While nothing can quite fill the hole left in your heart after your pet dies, a Petsie or Cuddle Clone may help fill the hole. Both are custom, plush, stuffed animal look-alike of your pet. Might be fun even if your pet is healthy!
The Other Pet
An interesting study from Australia and New Zealand asked the question, “Do pets grieve?” By surveying pet families using a specially developed questionnaire, the researchers identified behavior changes in the surviving pet after the loss of their animal companion. The questionnaire evaluated ordinary animal behaviors like feeding, sleeping, vocalization, elimination, aggression, affection, and territoriality. The study found both dogs and cats were more affectionate, clingy or needy after the death of the companion animal. Both dogs and cats exhibited territorial behavior and changes in appetite for up to six months after the companion animal died.

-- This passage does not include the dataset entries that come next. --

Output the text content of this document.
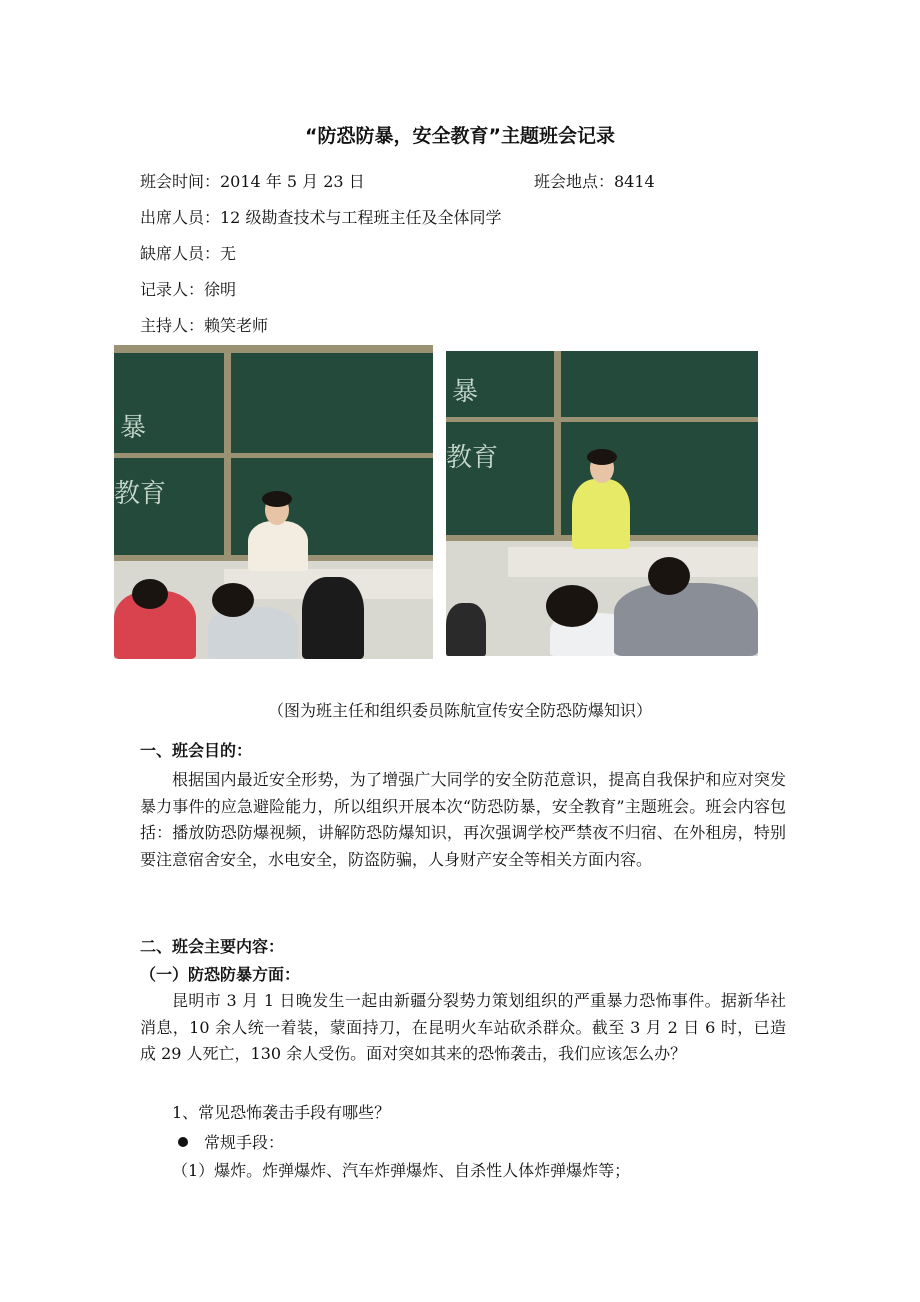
“防恐防暴，安全教育”主题班会记录
班会时间：2014 年 5 月 23 日	班会地点：8414
出席人员：12 级勘查技术与工程班主任及全体同学
缺席人员：无
记录人：徐明
主持人：赖笑老师
暴
教育
暴
教育
（图为班主任和组织委员陈航宣传安全防恐防爆知识）
一、班会目的：
根据国内最近安全形势，为了增强广大同学的安全防范意识，提高自我保护和应对突发暴力事件的应急避险能力，所以组织开展本次“防恐防暴，安全教育”主题班会。班会内容包括：播放防恐防爆视频，讲解防恐防爆知识，再次强调学校严禁夜不归宿、在外租房，特别要注意宿舍安全，水电安全，防盗防骗，人身财产安全等相关方面内容。
二、班会主要内容：
（一）防恐防暴方面：
昆明市 3 月 1 日晚发生一起由新疆分裂势力策划组织的严重暴力恐怖事件。据新华社消息，10 余人统一着装，蒙面持刀，在昆明火车站砍杀群众。截至 3 月 2 日 6 时，已造成 29 人死亡，130 余人受伤。面对突如其来的恐怖袭击，我们应该怎么办？
1、常见恐怖袭击手段有哪些？
常规手段：
（1）爆炸。炸弹爆炸、汽车炸弹爆炸、自杀性人体炸弹爆炸等；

Many pet families ask me if they should allow the surviving pet to view the body of the deceased pet. This study could find no difference in the behavior change between pets who viewed the body and those who did not. But, the changes in the behavior of the surviving pet may be interpreted as their way of grieving.
Children and Pet Loss
Children may be particularly close to the family pet, and the death of that pet can be very upsetting. This topic was addressed in a recent New York Times “Well” blog post. Be sure to read the comments as they also have important observations and ideas on how to memorialize a pet. If you are a parent, teacher or just know a child who has recently lost a pet, this one-page handout will be very helpful to you as the loss of a pet may be a child’s first experience with death.